The human history of Mount Desert Island began thousands of years ago when the ancestors of the Wabanaki people came to the place they later called Pemetic (pemotonet in Passamaquoddy), which translates to “range of mountains.” Rising sea levels over the past 10,000 years have flooded older village sites, but a combination of archaeology on sites from the last 3,000 years, Wabanaki traditional knowledge, language, and other natural sciences create a picture of Wabanaki life here before the arrival of Europeans.

Native people who made their lives on or near Mount Desert Island lived in groups of several extended families, in houses made of birch bark. They traveled the ocean, rivers, lakes and ponds in birch bark canoes, making seasonal journeys to hunt and gather wild animal and plant foods. Using tools made of stone, bone, wood, and natural plant and animal fibers, they harvested an incredibly diverse range of mammals, birds and fish, and gathered plants for food, medicine, and raw materials. And while local resources were the focus of their subsistence, they also traded with neighbors both near and far for things like special stone for making tools or dried corn from groups to the south and west that grew crops where the climate was more favorable for horticulture. As hunters, gatherers, and foragers, the Native residents of Mount Desert Island had a relatively comfortable life, with time to make jewelry and play music, as evidenced by the shell beads and bone flutes found by archaeologists on Frenchman Bay. They also had, and continue to have, a rich oral tradition that explained the world around them, told of their history, and even warned them of the arrival of Europeans, something that would change their lives forever.
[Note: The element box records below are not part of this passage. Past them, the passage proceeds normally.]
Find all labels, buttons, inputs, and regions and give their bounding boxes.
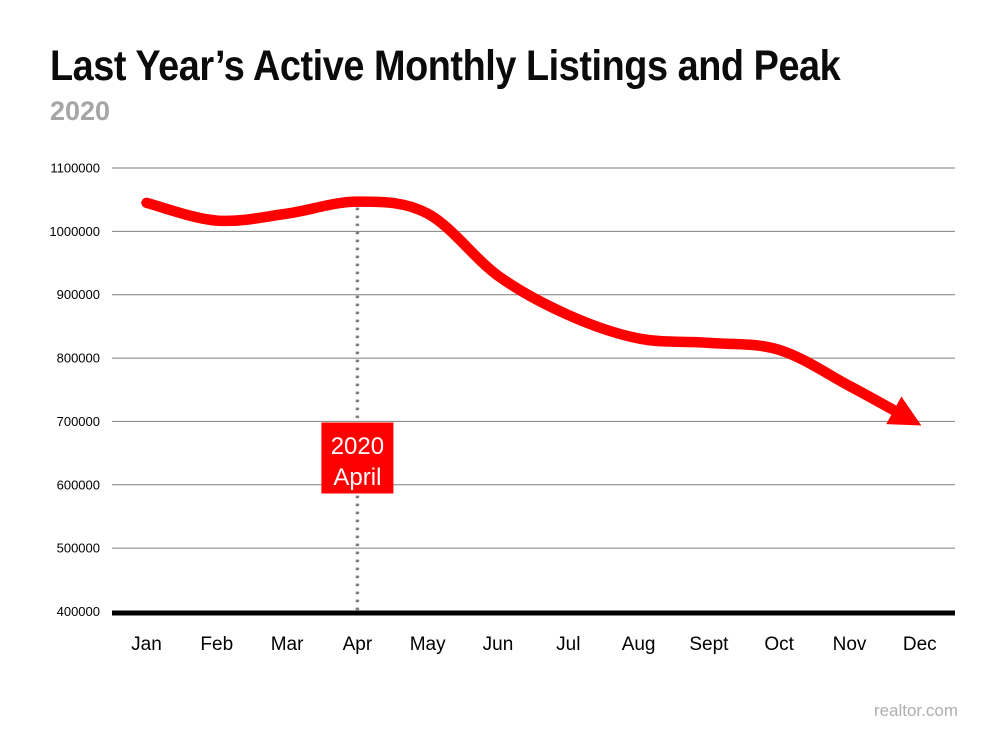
x-tick-label: Sept [689,634,729,655]
y-tick-label: 1000000 [49,224,100,239]
y-tick-label: 1100000 [50,161,100,176]
y-tick-label: 800000 [57,351,100,366]
x-tick-label: Mar [271,634,304,655]
x-tick-label: May [410,634,446,655]
watermark: realtor.com [873,701,958,720]
x-tick-label: Apr [343,634,373,655]
peak-annotation-text: 2020 [331,433,384,460]
x-tick-label: Oct [764,634,794,655]
peak-annotation-text: April [333,464,381,491]
y-tick-label: 900000 [57,287,100,302]
x-tick-label: Aug [622,634,656,655]
y-tick-label: 600000 [57,477,100,492]
x-tick-label: Nov [833,634,867,655]
x-tick-label: Jul [556,634,580,655]
y-tick-label: 400000 [57,604,100,619]
x-tick-label: Feb [200,634,233,655]
x-tick-label: Dec [903,634,937,655]
x-tick-label: Jan [131,634,162,655]
chart-title: Last Year’s Active Monthly Listings and … [50,42,841,90]
peak-annotation-box [321,422,394,494]
y-tick-label: 500000 [57,541,100,556]
listings-trend-line [141,196,922,426]
chart-subtitle: 2020 [50,96,111,126]
y-tick-label: 700000 [57,414,100,429]
x-tick-label: Jun [483,634,514,655]
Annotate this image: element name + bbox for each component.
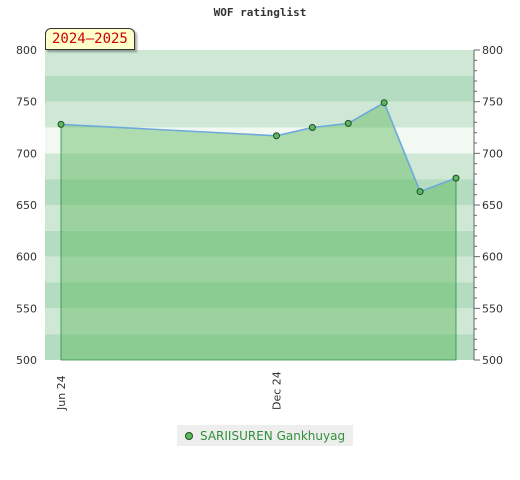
background-band xyxy=(45,282,474,309)
x-tick-label: Jun 24 xyxy=(55,375,68,411)
background-band xyxy=(45,75,474,102)
y-tick-label-left: 650 xyxy=(16,199,37,212)
background-bands xyxy=(45,50,474,360)
y-tick-label-right: 650 xyxy=(482,199,503,212)
marker-layer xyxy=(57,99,460,196)
y-tick-label-left: 500 xyxy=(16,354,37,367)
background-band xyxy=(45,101,474,128)
background-band xyxy=(45,179,474,205)
background-band xyxy=(45,334,474,360)
data-point xyxy=(272,132,280,140)
series-area xyxy=(60,102,457,361)
y-tick-label-right: 550 xyxy=(482,302,503,315)
data-point xyxy=(344,119,352,127)
data-point xyxy=(416,188,424,196)
background-band xyxy=(45,308,474,335)
y-tick-label-left: 800 xyxy=(16,44,37,57)
season-badge: 2024–2025 xyxy=(45,28,135,50)
data-point xyxy=(380,99,388,107)
background-band xyxy=(45,153,474,180)
chart-title: WOF ratinglist xyxy=(213,6,307,19)
area-layer xyxy=(60,102,457,361)
background-band xyxy=(45,205,474,231)
y-tick-label-right: 750 xyxy=(482,96,503,109)
x-axis: Jun 24 Dec 24 xyxy=(55,371,283,411)
data-point xyxy=(308,124,316,131)
data-point xyxy=(452,174,460,182)
y-tick-label-right: 800 xyxy=(482,44,503,57)
y-tick-label-right: 500 xyxy=(482,354,503,367)
y-tick-label-right: 700 xyxy=(482,147,503,160)
left-axis: 500 550 600 650 700 750 800 xyxy=(16,44,37,367)
x-tick-label: Dec 24 xyxy=(270,371,283,410)
legend[interactable]: SARIISUREN Gankhuyag xyxy=(177,425,354,446)
y-tick-label-right: 600 xyxy=(482,251,503,264)
y-tick-label-left: 750 xyxy=(16,96,37,109)
y-tick-label-left: 700 xyxy=(16,147,37,160)
background-band xyxy=(45,230,474,257)
right-axis: 500 550 600 650 700 750 800 xyxy=(473,44,503,367)
background-band xyxy=(45,50,474,76)
y-tick-label-left: 550 xyxy=(16,302,37,315)
data-point xyxy=(57,120,65,128)
y-tick-label-left: 600 xyxy=(16,251,37,264)
background-band xyxy=(45,256,474,283)
legend-series-label[interactable]: SARIISUREN Gankhuyag xyxy=(200,428,346,443)
legend-marker-icon xyxy=(185,431,193,440)
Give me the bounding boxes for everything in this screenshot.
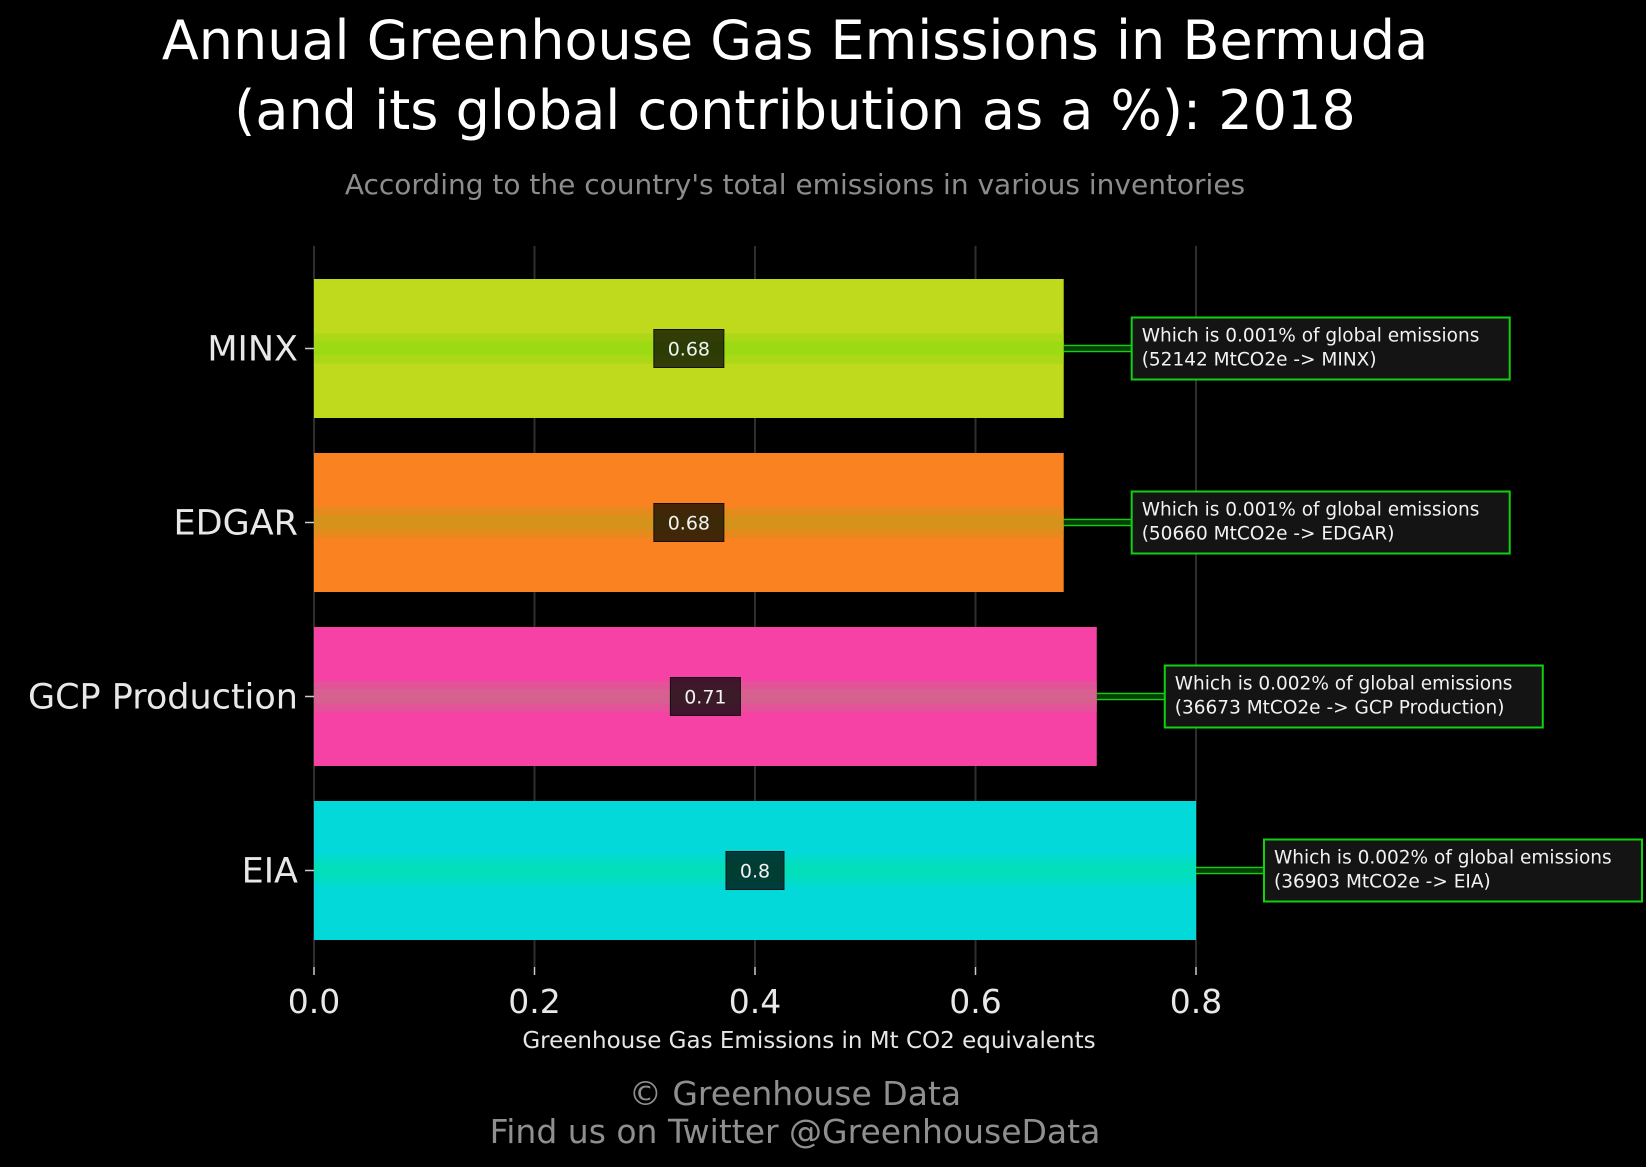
annotations-group: Which is 0.001% of global emissions (5214… xyxy=(1063,316,1643,903)
x-tick-label: 0.8 xyxy=(1170,982,1222,1021)
title-line-1: Annual Greenhouse Gas Emissions in Bermu… xyxy=(161,9,1429,72)
value-label: 0.68 xyxy=(668,513,710,535)
value-label: 0.8 xyxy=(740,861,770,883)
x-axis-label: Greenhouse Gas Emissions in Mt CO2 equiv… xyxy=(522,1028,1095,1054)
annotation-box xyxy=(1130,316,1511,381)
x-tick-label: 0.4 xyxy=(729,982,781,1021)
x-tick-label: 0.0 xyxy=(288,982,340,1021)
annotation-box xyxy=(1163,664,1544,729)
value-label-box xyxy=(669,677,741,716)
value-label-box xyxy=(725,851,785,890)
value-label: 0.71 xyxy=(684,687,726,709)
annotation-text: (50660 MtCO2e -> EDGAR) xyxy=(1142,524,1395,545)
footer-copyright: © Greenhouse Data xyxy=(628,1074,962,1113)
chart-title: Annual Greenhouse Gas Emissions in Bermu… xyxy=(0,6,1590,146)
category-label: MINX xyxy=(207,330,298,370)
y-axis: MINX EDGAR GCP Production EIA xyxy=(28,330,314,892)
annotation-text: (36673 MtCO2e -> GCP Production) xyxy=(1175,698,1505,719)
category-label: EDGAR xyxy=(174,504,298,544)
annotation-text: Which is 0.002% of global emissions xyxy=(1175,674,1513,695)
annotation-text: Which is 0.001% of global emissions xyxy=(1142,500,1480,521)
annotation-text: Which is 0.002% of global emissions xyxy=(1274,848,1612,869)
annotation-text: (36903 MtCO2e -> EIA) xyxy=(1274,872,1491,893)
annotation-box xyxy=(1263,838,1643,903)
category-label: GCP Production xyxy=(28,678,298,718)
title-line-2: (and its global contribution as a %): 20… xyxy=(234,79,1356,142)
footer-twitter: Find us on Twitter @GreenhouseData xyxy=(489,1112,1101,1151)
value-label-box xyxy=(653,503,725,542)
category-label: EIA xyxy=(242,852,298,892)
annotation-text: (52142 MtCO2e -> MINX) xyxy=(1142,350,1377,371)
value-label: 0.68 xyxy=(668,339,710,361)
bars-group: 0.68 0.68 0.71 0.8 xyxy=(314,279,1196,940)
chart-subtitle: According to the country's total emissio… xyxy=(344,168,1246,201)
annotation-box xyxy=(1130,490,1511,555)
x-tick-label: 0.6 xyxy=(949,982,1001,1021)
x-tick-label: 0.2 xyxy=(508,982,560,1021)
x-axis: 0.0 0.2 0.4 0.6 0.8 xyxy=(288,967,1222,1021)
annotation-text: Which is 0.001% of global emissions xyxy=(1142,326,1480,347)
value-label-box xyxy=(653,329,725,368)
Wabanaki encampment, ca. 988 BCE
Wabanaki encampment, ca. 988 BCE

Item Contributed by
Abbe Museum

While great change came to the Wabanaki on and around MDI over the next several hundred years, they are still here, and have played an important role as members of the community into the present.

In the fall of 1761, Abraham Somes arrived on Mount Desert Island, looking for a place to settle. Like all immigrants he wanted a better life. Other Europeans had come before Somes, of course -- explorers with names like Verrazano, Gomez, and Champlain. Champlain had renamed it Isle des Monts Desert, "Island of Barren Mountains" -- a name that stuck. And various European powers had squabbled for a century and a half over their competing claims -- including the island.

Lumber Mill at the Mill Pond, Somesville, ca. 1905
Lumber Mill at the Mill Pond, Somesville, ca. 1905
At Somesville, the presence of flowing water meant that mills, such as this lumber mill, could be sited there. Nearby, the deep and protected harbor of Somes Sound provided a means of shipping goods to market.
Item Contributed by
Mount Desert Island Historical Society

But all that was over by the time Somes arrived. He was a cooper, a maker of barrels, and the sheltered harbor near the head of Somes Sound offered running water and plenty of hardwood. He pitched his camp there. Then he returned to Gloucester for his family and set to work. Soon more settlers arrived, including James Richardson, who settled just to the east of Somes. Within two years there were nine households on Mount Desert and three on the Cranberry Isles. And two years after that the island's first road stretched from Somesville to Southwest Harbor, by way of Beech Hill.

Everyone cleared land and planted fruit trees and grew vegetables. They hunted. They made their clothing at home, beginning with raising the sheep and then weaving the wool. They caught cod from small boats and salted it. When they caught more than they could eat, they traded it for flour, sugar, soap, molasses, and oil. They eventually shipped fish to markets in Boston and New York and to Europe. So they built their own ships. There was plenty of timber on the island -- enough, in fact, for them to ship that, too.

With the fishery and the trading, men were gone for long periods. So women ran the households. They cut and split firewood. They pickled, smoked and dried meat and fish. They tended the livestock. They planted the crops and harvested them. Women cared for the sick and dying. Even when a doctor was eventually nearby, they continued in this role. They helped babies come into the world, and they laid the dead to rest. Women's lives were hard and they often died young. Men frequently died at sea, and often children did not survive to adulthood. This kind of hardship bred a kind of interdependence often seen on islands. When troubles came, everyone pitched in.